A solenidade será às 15 horas, no auditório da Sociedade Nacional de Agricultura (SNA), no centro da cidade do Rio de Janeiro. “Essa premiação representa um incentivo a mais para continuar escrevendo e lutando para ter obras publicadas e reconhecidas”, comentou Vaz Galvão, que há oito anos integra o quadro da UBE – RJ.

Alguns de seus livros são reconhecidos por trabalhar com o realismo fantástico, estilo literário que funde elementos mágicos à realidade, como o premiado conto “Os Mortos” e o romance “Saga de um menino do Sertão”. Vaz Galvão comenta que a premiação simboliza o esforço investido para publicar seus livros. Em alguns casos, foi necessário dispor de recursos próprios para finalizar a publicação. Hoje, o escritor é um defensor constante de que o Estado amplie sua participação como financiador de produções artísticas e literárias.

Vaz Galvão foi integrante do Conselho Estadual de Cultura por duas gestões (2007 – 2011 e 2011 – 2014). Por oito meses ocupou o posto de presidente, sendo efetivado no cargo depois de aclamado pelos pares em 12 de agosto de 2014. Entre as ações concretizadas na sua gestão está a aprovação do atual regimento interno do órgão, que, de forma pioneira, foi adaptado a um novo modelo de Conselho de Cultura, formado por conselheiros eleitos pela sociedade civil. “Ter presidido e contribuido com o Conselho Estadual de Cultura da Bahia foi uma honra muito grande”, expressou.

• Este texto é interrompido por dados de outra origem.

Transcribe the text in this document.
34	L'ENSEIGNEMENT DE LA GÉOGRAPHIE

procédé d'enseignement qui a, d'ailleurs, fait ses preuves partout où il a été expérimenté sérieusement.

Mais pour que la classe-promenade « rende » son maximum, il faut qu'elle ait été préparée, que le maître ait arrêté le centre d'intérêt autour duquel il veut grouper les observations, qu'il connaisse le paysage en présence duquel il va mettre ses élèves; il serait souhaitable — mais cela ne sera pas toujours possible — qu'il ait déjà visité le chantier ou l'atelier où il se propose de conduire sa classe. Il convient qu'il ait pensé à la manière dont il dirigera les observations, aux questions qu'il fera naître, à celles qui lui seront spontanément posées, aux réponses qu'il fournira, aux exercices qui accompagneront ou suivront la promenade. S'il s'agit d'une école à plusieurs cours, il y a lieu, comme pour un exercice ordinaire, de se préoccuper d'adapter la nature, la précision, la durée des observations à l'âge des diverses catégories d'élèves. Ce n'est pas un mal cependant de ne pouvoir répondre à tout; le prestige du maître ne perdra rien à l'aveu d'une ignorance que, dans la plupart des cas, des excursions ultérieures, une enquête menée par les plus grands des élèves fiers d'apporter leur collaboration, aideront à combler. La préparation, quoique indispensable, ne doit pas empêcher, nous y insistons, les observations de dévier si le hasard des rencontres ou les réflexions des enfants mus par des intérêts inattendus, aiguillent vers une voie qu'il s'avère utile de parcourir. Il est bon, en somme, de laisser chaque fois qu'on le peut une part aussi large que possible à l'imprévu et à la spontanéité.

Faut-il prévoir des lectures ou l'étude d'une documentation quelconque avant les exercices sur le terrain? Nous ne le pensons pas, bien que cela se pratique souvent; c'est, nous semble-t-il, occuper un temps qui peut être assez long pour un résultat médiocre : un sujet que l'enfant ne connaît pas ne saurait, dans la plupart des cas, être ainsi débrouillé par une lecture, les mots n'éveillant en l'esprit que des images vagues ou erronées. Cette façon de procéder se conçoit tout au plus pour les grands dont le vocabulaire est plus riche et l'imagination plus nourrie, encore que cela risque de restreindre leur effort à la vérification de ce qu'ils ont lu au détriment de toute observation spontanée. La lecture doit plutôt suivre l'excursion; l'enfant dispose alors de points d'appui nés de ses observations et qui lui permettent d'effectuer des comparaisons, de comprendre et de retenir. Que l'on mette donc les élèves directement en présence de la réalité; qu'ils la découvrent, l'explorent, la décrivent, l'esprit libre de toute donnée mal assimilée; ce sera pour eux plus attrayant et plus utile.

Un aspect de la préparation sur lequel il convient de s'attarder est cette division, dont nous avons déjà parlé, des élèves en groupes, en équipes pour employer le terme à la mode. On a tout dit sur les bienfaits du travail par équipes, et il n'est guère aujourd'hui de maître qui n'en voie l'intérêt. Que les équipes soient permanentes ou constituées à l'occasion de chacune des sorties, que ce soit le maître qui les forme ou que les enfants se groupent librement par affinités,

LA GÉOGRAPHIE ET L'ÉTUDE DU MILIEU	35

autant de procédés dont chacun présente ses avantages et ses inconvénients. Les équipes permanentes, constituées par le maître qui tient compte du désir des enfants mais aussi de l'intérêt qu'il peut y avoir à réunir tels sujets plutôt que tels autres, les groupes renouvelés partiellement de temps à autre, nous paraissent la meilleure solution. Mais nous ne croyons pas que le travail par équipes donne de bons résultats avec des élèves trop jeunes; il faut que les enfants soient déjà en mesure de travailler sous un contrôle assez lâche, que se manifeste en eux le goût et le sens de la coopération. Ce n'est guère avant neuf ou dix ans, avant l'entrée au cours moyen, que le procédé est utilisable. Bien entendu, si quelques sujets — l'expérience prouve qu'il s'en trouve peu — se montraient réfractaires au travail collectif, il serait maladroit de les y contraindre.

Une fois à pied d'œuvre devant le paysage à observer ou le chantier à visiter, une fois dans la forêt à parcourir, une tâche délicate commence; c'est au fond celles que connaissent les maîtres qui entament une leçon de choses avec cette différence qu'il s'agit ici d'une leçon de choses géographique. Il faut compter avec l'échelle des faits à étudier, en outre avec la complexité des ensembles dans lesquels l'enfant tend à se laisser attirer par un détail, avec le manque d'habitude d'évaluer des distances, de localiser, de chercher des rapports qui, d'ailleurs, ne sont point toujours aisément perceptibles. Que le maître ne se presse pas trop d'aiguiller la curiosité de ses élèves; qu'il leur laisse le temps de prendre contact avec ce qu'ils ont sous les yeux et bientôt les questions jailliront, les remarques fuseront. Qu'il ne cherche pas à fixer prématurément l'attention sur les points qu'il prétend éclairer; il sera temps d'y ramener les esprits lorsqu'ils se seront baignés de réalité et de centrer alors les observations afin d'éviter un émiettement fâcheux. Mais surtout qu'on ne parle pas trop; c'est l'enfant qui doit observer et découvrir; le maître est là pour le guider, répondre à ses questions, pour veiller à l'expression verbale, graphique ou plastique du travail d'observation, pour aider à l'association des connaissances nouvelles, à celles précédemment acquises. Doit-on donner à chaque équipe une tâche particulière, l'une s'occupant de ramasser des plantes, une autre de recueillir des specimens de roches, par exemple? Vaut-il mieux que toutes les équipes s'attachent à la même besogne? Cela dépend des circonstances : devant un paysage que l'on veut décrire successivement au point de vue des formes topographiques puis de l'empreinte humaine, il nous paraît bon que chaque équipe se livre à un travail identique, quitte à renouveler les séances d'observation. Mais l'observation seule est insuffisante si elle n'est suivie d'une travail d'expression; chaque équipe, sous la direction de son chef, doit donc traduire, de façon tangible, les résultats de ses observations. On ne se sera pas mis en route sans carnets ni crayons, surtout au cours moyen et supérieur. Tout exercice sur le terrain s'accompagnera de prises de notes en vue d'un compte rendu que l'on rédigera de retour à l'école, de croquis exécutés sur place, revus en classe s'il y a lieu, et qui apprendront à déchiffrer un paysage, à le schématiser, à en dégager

CARREIRA – Nascido em Jequié, no território de identidade Médio Rio de Contas, sua paixão pela escrita começou ainda na infância. Entre suas referências literárias estão Jorge Amado, José Lins do Rego e Érico Veríssimo. A realidade vivida no interior da Bahia serviu de inspiração para muitos dos seus contos, romances e crônicas.

Vaz Galvão foi também militante contra a ditadura militar (1964 – 1985), quando participou da Guerrilha do Caparaó, levante armado que aconteceu entre os fins de 1966 e início de 1967, na região do Parque Nacional de Caparaó, na divisa dos estados de Minas Gerais e Espírito Santo. Atualmente, participa ativamente na RenovArte, revista da União Brasileira de Escritores do Rio de Janeiro, sempre publicando contos ou crônicas.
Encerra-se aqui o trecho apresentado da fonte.